Just as Google Analytics is your de facto for internal website traffic, SimilarWeb should be your starting point for external website traffic and it’s relation to you. SimilarWeb allows you to benchmark your website performance, demography, and conversion to other sites similar to yours.
I’ve used SimilarWeb to understand how my Google Analytics data applies to others in my industry and find out who their algorithms think my competitors are. Often, the main visitors to my website are different than what I expected (Grandmas buying baby products for their grandchildren instead of strictly moms). This insight has been invaluable to market and structure my website accordingly.

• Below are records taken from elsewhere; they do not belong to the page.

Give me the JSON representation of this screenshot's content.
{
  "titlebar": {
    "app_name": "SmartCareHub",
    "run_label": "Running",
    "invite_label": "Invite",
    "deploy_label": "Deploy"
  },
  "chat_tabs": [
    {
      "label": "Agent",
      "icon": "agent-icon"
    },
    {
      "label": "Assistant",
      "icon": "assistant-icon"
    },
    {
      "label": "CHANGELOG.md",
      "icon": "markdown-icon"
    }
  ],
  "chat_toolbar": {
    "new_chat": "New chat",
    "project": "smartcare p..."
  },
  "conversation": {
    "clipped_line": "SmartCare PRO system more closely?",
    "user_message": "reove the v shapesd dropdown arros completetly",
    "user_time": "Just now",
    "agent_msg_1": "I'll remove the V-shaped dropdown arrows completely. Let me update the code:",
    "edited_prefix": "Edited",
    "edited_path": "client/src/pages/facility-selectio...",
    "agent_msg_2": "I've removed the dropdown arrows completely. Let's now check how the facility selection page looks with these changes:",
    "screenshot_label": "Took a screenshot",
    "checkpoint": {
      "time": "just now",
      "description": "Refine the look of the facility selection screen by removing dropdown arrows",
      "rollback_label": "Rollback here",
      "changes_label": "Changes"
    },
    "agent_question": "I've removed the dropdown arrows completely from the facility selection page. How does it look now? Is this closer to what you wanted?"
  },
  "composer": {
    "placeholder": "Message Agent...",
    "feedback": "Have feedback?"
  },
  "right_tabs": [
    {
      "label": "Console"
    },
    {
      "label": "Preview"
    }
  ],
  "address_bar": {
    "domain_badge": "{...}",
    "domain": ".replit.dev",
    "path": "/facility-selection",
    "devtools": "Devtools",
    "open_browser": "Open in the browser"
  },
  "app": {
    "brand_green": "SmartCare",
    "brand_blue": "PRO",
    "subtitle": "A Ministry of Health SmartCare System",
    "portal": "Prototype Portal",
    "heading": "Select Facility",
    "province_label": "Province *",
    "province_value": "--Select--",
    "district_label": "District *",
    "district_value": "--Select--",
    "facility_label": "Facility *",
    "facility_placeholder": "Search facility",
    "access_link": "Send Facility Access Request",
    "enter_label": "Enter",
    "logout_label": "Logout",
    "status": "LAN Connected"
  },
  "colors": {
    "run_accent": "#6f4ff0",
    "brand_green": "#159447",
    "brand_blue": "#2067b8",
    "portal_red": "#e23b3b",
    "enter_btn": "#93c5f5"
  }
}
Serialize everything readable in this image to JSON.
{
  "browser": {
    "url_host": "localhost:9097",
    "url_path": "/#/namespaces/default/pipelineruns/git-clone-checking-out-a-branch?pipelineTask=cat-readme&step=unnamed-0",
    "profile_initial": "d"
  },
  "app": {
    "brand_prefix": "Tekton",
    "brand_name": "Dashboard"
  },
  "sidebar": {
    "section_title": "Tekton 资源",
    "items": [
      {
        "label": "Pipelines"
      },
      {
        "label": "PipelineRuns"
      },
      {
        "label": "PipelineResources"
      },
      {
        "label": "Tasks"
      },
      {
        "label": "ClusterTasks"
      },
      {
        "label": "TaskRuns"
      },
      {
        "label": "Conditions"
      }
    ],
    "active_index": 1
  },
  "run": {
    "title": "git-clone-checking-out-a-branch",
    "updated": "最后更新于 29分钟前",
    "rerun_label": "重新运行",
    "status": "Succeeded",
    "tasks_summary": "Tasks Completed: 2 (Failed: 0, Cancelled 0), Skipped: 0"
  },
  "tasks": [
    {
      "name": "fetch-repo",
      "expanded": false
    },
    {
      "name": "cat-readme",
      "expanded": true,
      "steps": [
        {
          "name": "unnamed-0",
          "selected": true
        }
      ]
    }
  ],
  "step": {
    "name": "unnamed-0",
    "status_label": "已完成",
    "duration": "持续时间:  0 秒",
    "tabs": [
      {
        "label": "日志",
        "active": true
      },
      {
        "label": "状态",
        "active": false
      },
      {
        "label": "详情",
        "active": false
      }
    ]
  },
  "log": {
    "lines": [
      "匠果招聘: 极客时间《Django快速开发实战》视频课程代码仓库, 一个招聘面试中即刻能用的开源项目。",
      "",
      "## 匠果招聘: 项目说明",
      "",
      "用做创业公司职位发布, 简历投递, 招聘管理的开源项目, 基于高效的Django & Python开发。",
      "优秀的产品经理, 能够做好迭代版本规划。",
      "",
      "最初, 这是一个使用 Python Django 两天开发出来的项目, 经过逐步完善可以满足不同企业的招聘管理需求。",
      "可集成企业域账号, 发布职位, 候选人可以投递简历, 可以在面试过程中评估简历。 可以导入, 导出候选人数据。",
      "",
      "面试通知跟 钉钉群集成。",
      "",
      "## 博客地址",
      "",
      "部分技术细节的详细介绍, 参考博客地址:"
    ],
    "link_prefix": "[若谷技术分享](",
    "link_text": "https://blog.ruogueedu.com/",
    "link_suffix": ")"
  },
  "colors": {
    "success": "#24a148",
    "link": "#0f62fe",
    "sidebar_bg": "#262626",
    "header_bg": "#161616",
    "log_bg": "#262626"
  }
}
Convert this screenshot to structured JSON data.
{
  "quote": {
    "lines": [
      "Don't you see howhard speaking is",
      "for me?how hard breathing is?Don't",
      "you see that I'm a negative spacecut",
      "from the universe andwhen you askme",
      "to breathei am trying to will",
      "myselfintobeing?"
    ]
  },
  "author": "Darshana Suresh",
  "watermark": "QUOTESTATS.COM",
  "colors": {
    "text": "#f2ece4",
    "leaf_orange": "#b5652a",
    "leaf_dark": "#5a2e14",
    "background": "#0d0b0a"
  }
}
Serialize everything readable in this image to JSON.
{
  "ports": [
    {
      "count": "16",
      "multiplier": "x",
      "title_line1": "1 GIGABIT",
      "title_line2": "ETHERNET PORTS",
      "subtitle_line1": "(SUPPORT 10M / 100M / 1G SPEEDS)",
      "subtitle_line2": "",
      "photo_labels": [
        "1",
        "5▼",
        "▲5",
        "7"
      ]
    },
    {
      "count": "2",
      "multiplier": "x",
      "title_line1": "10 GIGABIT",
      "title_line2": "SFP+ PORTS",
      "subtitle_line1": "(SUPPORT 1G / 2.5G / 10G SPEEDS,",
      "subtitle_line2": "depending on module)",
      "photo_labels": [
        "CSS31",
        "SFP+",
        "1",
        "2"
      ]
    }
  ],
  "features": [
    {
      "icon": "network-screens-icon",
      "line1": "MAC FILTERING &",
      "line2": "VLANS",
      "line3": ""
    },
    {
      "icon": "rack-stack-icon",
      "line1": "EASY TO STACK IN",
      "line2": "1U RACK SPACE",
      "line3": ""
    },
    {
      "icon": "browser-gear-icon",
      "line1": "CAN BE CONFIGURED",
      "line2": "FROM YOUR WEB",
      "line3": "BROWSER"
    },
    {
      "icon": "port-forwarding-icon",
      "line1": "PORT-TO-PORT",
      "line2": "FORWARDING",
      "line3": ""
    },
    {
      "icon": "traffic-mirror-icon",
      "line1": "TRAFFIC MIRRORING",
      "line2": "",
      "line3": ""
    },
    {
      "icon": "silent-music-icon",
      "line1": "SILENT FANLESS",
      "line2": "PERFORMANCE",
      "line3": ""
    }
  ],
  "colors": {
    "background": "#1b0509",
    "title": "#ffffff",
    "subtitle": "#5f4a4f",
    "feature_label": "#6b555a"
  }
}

Use Case: One company I worked with used SimilarWeb to realize that their average visitor was 10 years older than they thought. They made slight changes to the “feel” of their website to make it slightly more mature and increased sales by 16% and returning customers by 12%.
#5 Amazon’s Alexa Web Information Service (AWIS)
The most developer-friendly web data provider.
AWIS is great for those who are looking to automate their Ecommerce data collection with APIs and at alow cost. AWIS’s most useful feature is their Alexa Ranking which is an estimate of website traffic to a website on any given day, and can even be broken apart by geography. They have a useful Chrome Extension too which gives you the Alexa ranking of every website for free (Note: my understanding is that’s how they get the estimate, they’ll track you through the chrome extension).
For example, the website in the world with the most Website traffic is Google so they are ranked #1. Allbirds.com at the time of writing has an Alexa ranking of #8,586. I’ve found a decent correlation between Alexa Ranking and online revenue. This gives you a quick insight into where you sit in relation to other companies. Check this statistic periodically to make sure you’re continuing to grow in relation to others.
If automation is your end all I’ll be doing a post here soon to explain how to make that happen using Python. I’ll be posting my code from a product we started working on to synthesize data from these sources but ultimately abandoned to fully embrace competitor data.